Malaysia and Indonesia have cultivated 15 million hectares of palm oil and they now control 85 percent of world supply and both have been egging to push the Philippines to provide them with more for palm oil.
The Philippine Coconut Authority’s (PCA) 2014 to 2023 road map for palm showed that at least 56,641 hectares of land will be developed for palm oil and 1 million hectares will be added by 2023 until the country meets its 8-million hectare target.
KMP said the problems raised by the people of Opol, Misamis Oriental, and Impasug-ong, Bukidnon, as well as by the people of Palawan, indicate that palm oil is not a silver bullet to solve employment and poverty issues.
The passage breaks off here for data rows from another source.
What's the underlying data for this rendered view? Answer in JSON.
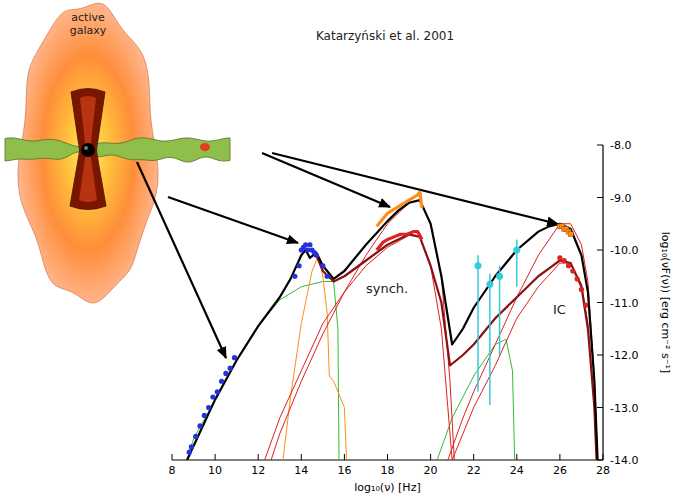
{
  "chart_data": {
    "type": "line",
    "annotations": [
      "Katarzyński et al. 2001",
      "active galaxy",
      "synch.",
      "IC"
    ],
    "x_label": "log₁₀(ν) [Hz]",
    "y_label": "log₁₀(νF(ν)) [erg cm⁻² s⁻¹]",
    "xlim": [
      8,
      28
    ],
    "ylim": [
      -14,
      -8
    ],
    "xticks": [
      8,
      10,
      12,
      14,
      16,
      18,
      20,
      22,
      24,
      26,
      28
    ],
    "yticks": [
      {
        "value": -14,
        "label": "-14.0"
      },
      {
        "value": -13,
        "label": "-13.0"
      },
      {
        "value": -12,
        "label": "-12.0"
      },
      {
        "value": -11,
        "label": "-11.0"
      },
      {
        "value": -10,
        "label": "-10.0"
      },
      {
        "value": -9,
        "label": "-9.0"
      },
      {
        "value": -8,
        "label": "-8.0"
      }
    ],
    "series": [
      {
        "type": "line",
        "color": "#33bb33",
        "line_style": "thin",
        "x": [
          8.7,
          9,
          10,
          11,
          12,
          13,
          14,
          15,
          15.5,
          15.7,
          15.75
        ],
        "values": [
          -14,
          -13.6,
          -12.85,
          -12.1,
          -11.45,
          -10.95,
          -10.7,
          -10.6,
          -10.6,
          -11.5,
          -14
        ]
      },
      {
        "type": "line",
        "color": "#33bb33",
        "line_style": "thin",
        "x": [
          20.3,
          21,
          22,
          23,
          23.5,
          23.8,
          23.9
        ],
        "values": [
          -14,
          -13.2,
          -12.4,
          -11.8,
          -11.7,
          -12.3,
          -14
        ]
      },
      {
        "type": "line",
        "color": "#ff8c1a",
        "line_style": "thin",
        "x": [
          13.15,
          13.5,
          14,
          14.5,
          14.8,
          15,
          15.2,
          15.3,
          15.5,
          15.8,
          16,
          16.1
        ],
        "values": [
          -14,
          -12.8,
          -11.4,
          -10.4,
          -10.1,
          -10.5,
          -11.2,
          -12.4,
          -12.5,
          -12.8,
          -13,
          -14
        ]
      },
      {
        "type": "line",
        "color": "#e02020",
        "line_style": "thin",
        "x": [
          12.3,
          13,
          14,
          15,
          16,
          17,
          18,
          19,
          19.5,
          20,
          20.5,
          20.8,
          21
        ],
        "values": [
          -14,
          -13.2,
          -12.3,
          -11.4,
          -10.8,
          -10.3,
          -9.95,
          -9.72,
          -9.75,
          -10.3,
          -11.5,
          -13,
          -14
        ]
      },
      {
        "type": "line",
        "color": "#e02020",
        "line_style": "thin",
        "x": [
          12.6,
          13,
          14,
          15,
          16,
          17,
          18,
          19,
          19.5,
          20,
          20.5,
          20.9,
          21.1
        ],
        "values": [
          -14,
          -13.5,
          -12.5,
          -11.6,
          -10.8,
          -10.1,
          -9.5,
          -9.1,
          -9.05,
          -9.5,
          -10.5,
          -12.5,
          -14
        ]
      },
      {
        "type": "line",
        "color": "#e02020",
        "line_style": "thin",
        "x": [
          20.8,
          21.5,
          22,
          23,
          24,
          25,
          26,
          26.5,
          27,
          27.3,
          27.6,
          27.75
        ],
        "values": [
          -14,
          -13.2,
          -12.7,
          -11.8,
          -10.9,
          -10.1,
          -9.5,
          -9.5,
          -9.9,
          -10.6,
          -12.4,
          -14
        ]
      },
      {
        "type": "line",
        "color": "#e02020",
        "line_style": "thin",
        "x": [
          21,
          21.5,
          22,
          23,
          24,
          25,
          26,
          26.5,
          27,
          27.3,
          27.6,
          27.7
        ],
        "values": [
          -14,
          -13.5,
          -13,
          -12.2,
          -11.3,
          -10.7,
          -10.25,
          -10.25,
          -10.65,
          -11.4,
          -13,
          -14
        ]
      },
      {
        "type": "line",
        "color": "#8b1010",
        "line_style": "thick",
        "x": [
          14.7,
          15,
          15.5,
          16,
          17,
          18,
          18.5,
          19,
          19.5,
          20,
          20.5,
          20.9,
          21.5,
          22,
          23,
          24,
          25,
          25.5,
          26,
          26.5,
          27,
          27.3,
          27.6,
          27.7
        ],
        "values": [
          -10.1,
          -10.4,
          -10.6,
          -10.5,
          -10.2,
          -9.9,
          -9.8,
          -9.7,
          -9.75,
          -10.3,
          -11,
          -12.2,
          -12,
          -11.8,
          -11.3,
          -10.9,
          -10.5,
          -10.35,
          -10.2,
          -10.25,
          -10.7,
          -11.5,
          -13,
          -14
        ]
      },
      {
        "type": "line",
        "color": "#000000",
        "line_style": "thick",
        "x": [
          8.7,
          10,
          11,
          12,
          13,
          13.5,
          14,
          14.2,
          14.4,
          14.7,
          15,
          15.5,
          16,
          17,
          18,
          18.5,
          19,
          19.5,
          20,
          20.5,
          21,
          21.5,
          22,
          23,
          24,
          25,
          25.5,
          26,
          26.5,
          27,
          27.3,
          27.6,
          27.75
        ],
        "values": [
          -14,
          -12.85,
          -12.1,
          -11.45,
          -10.9,
          -10.55,
          -10.1,
          -10.0,
          -10.15,
          -10.05,
          -10.3,
          -10.55,
          -10.4,
          -9.9,
          -9.45,
          -9.25,
          -9.1,
          -9.05,
          -9.5,
          -10.5,
          -11.8,
          -11.5,
          -11.1,
          -10.5,
          -10.0,
          -9.65,
          -9.55,
          -9.5,
          -9.6,
          -10.1,
          -10.8,
          -12.5,
          -14
        ]
      },
      {
        "type": "line",
        "color": "#ff8c1a",
        "line_style": "heavy",
        "x": [
          17.5,
          17.8,
          18.0,
          18.2,
          18.4,
          18.6,
          18.8,
          19.0,
          19.2,
          19.4,
          19.5,
          19.6
        ],
        "values": [
          -9.55,
          -9.4,
          -9.3,
          -9.25,
          -9.2,
          -9.15,
          -9.1,
          -9.05,
          -9.0,
          -8.95,
          -8.9,
          -9.2
        ]
      },
      {
        "type": "line",
        "color": "#dd2222",
        "line_style": "heavy",
        "x": [
          17.5,
          17.8,
          18.0,
          18.3,
          18.6,
          18.9,
          19.2,
          19.4,
          19.6
        ],
        "values": [
          -10.0,
          -9.85,
          -9.8,
          -9.75,
          -9.7,
          -9.7,
          -9.65,
          -9.65,
          -9.8
        ]
      },
      {
        "type": "scatter",
        "color": "#2233dd",
        "marker": "circle",
        "x": [
          8.8,
          8.9,
          9.1,
          9.3,
          9.5,
          9.7,
          9.9,
          10.1,
          10.3,
          10.5,
          10.7,
          10.9,
          13.7,
          13.9,
          14.0,
          14.1,
          14.2,
          14.3,
          14.4,
          14.5,
          14.6,
          14.7,
          15.0,
          15.2
        ],
        "values": [
          -13.85,
          -13.75,
          -13.55,
          -13.35,
          -13.15,
          -13.0,
          -12.8,
          -12.7,
          -12.5,
          -12.35,
          -12.25,
          -12.05,
          -10.5,
          -10.3,
          -10.0,
          -9.95,
          -9.9,
          -10.0,
          -9.9,
          -10.0,
          -10.05,
          -10.1,
          -10.3,
          -10.5
        ]
      },
      {
        "type": "scatter",
        "color": "#33ccdd",
        "marker": "circle",
        "x": [
          22.2,
          22.75,
          23.2,
          24.0
        ],
        "values": [
          -10.3,
          -10.65,
          -10.5,
          -10.0
        ],
        "errors_minus": [
          2.4,
          2.3,
          1.5,
          0.7
        ],
        "errors_plus": [
          0.2,
          0.2,
          0.2,
          0.2
        ]
      },
      {
        "type": "scatter",
        "color": "#ff8c1a",
        "marker": "square",
        "x": [
          26.0,
          26.1,
          26.2,
          26.3,
          26.4,
          26.5
        ],
        "values": [
          -9.55,
          -9.55,
          -9.6,
          -9.6,
          -9.65,
          -9.7
        ]
      },
      {
        "type": "scatter",
        "color": "#dd2222",
        "marker": "circle",
        "x": [
          26.0,
          26.2,
          26.4,
          26.6,
          26.8,
          27.0,
          27.2
        ],
        "values": [
          -10.15,
          -10.2,
          -10.3,
          -10.4,
          -10.55,
          -10.75,
          -11.05
        ]
      }
    ]
  }
}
On both counts, the local residents claimed they have been cheated, with the Hiagaono losing control of their traditional domain and the people in Palawan ending up losing their land secured under the agrarian reform program through a deal with a Singaporean company that owns 60 percent of a palm oil venture Agumil Philippines Inc. (Agumil), that the Land Bank of the Philippines (LandBank), the DENR and the PCA supported in 2007.
Instead of becoming partners, the complaining Palawan farmers denounced Agumil for transforming them into serfs subjected to onerous contracts that LandBank, the DENR and PCA had supported.